In his most recent opinion, Hernandez rejected Cox’s argument that “a higher standard of fault was required,” ruling the previously given jury instruction — that the “[d]efendant’s knowledge of whether the statements at issue were true or false, and defendant's intent or purpose in publishing those statements, are not elements of the claim and are not relevant to a determination of liability" — was correct.
“In my discussion, I did not state that a person who ‘blogs’ could never be considered ‘media,’” he wrote. “I also did not state that to be considered ‘media,’ one had to possess all or most of the characteristics I recited.
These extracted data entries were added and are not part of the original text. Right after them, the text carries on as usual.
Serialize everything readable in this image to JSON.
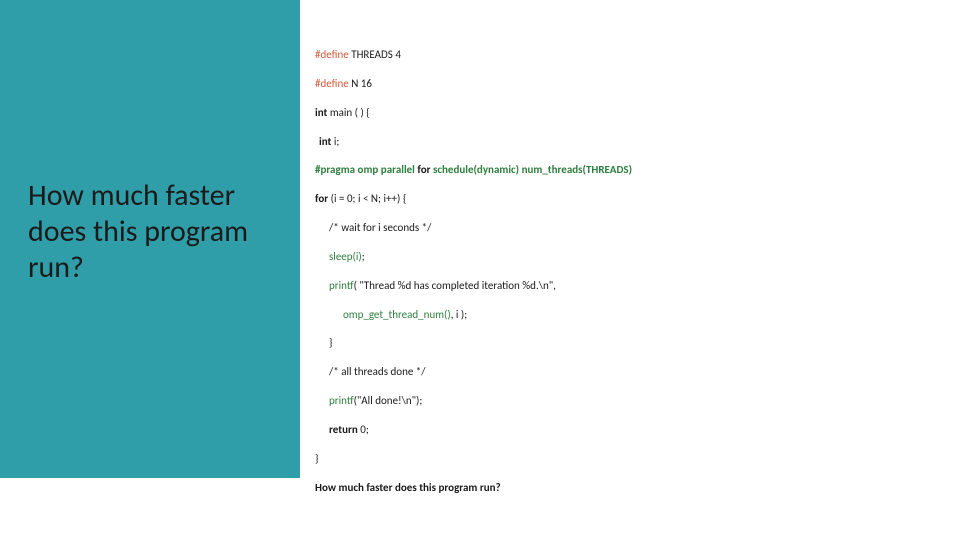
{
  "title": "How much faster does this program run?",
  "code": {
    "l1": {
      "a": "#define",
      "b": " THREADS 4"
    },
    "l2": {
      "a": "#define",
      "b": " N 16"
    },
    "l3": {
      "a": "int",
      "b": " main ( ) {"
    },
    "l4": {
      "a": "int",
      "b": " i;"
    },
    "l5": {
      "a": "#pragma omp parallel",
      "b": "for",
      "c": "schedule(dynamic)",
      "d": "num_threads(THREADS)"
    },
    "l6": {
      "a": "for",
      "b": " (i = 0; i < N; i++)  {"
    },
    "l7": "/* wait for i seconds */",
    "l8": {
      "a": "sleep(i)",
      "b": ";"
    },
    "l9": {
      "a": "printf",
      "b": "( \"Thread %d has completed iteration %d.\\n\","
    },
    "l10": {
      "a": "omp_get_thread_num()",
      "b": ", i );"
    },
    "l11": "}",
    "l12": "/* all threads done */",
    "l13": {
      "a": "printf",
      "b": "(\"All done!\\n\");"
    },
    "l14": {
      "a": "return",
      "b": " 0;"
    },
    "l15": "}",
    "l16": "How much faster does this program run?"
  }
}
Rather, I confined my conclusion to the record defendant created in this case and noted that defendant had presented no evidence as to any single one of the characteristics which would tend to establish oneself as a member of the ‘media.’”
The judge also referred to email sent by Cox to the plaintiffs, offering services for reputation repair for $2,500 per month, which he said, along with not providing evidence according to the criteria listed in November, led him to conclude she was not a member of the media.
Volokh, an attorney for Cox and professor at the University of California-Los Angeles law school, said that the judge’s ruling in the case could affect online and traditional media.
“Our position is it doesn’t matter who qualifies as a journalist, freedom of the press includes public access to the materials of the press, including printing and publishing,” he said. “Under the judge’s decision, if it stands, newspapers have First Amendment protections, and no one else does.”
Volokh, who operates his own blog called “The Volokh Conspiracy,” said experts in fields such as law, public policy, science and history are contributing to public debate through online platforms in the same manner as journalists, often providing more in-depth analyses.
“Look at the wide range of things that are on the web,” Volokh said. “The web includes things written by professional reporters and also field experts. We have people who, in the words of the judge, are not journalistically trained; who do not write for a recognized news entity; who do not necessarily hold ourselves to journalistic standards, but do hold ourselves to standards … Do we participate in the public debate? Yes, of course.”
Steven M. Wilker, an attorney for Obsidian Finance Group who specializes in media law among other things, said he does not think the case will affect the way libel cases are handled for reporters, because Cox is not a reporter. He said Cox has filed an appeal of the judge’s decision.
“I don’t think we have had the last word yet on this case,” he said.
The Electronic Frontier Foundation, which filed a friend-of-the-court brief in support of Cox, raised other issues including Oregon's retraction and reporter's shield statutes. The court held that neither of these statutes applied to the blog posts at issue in the case.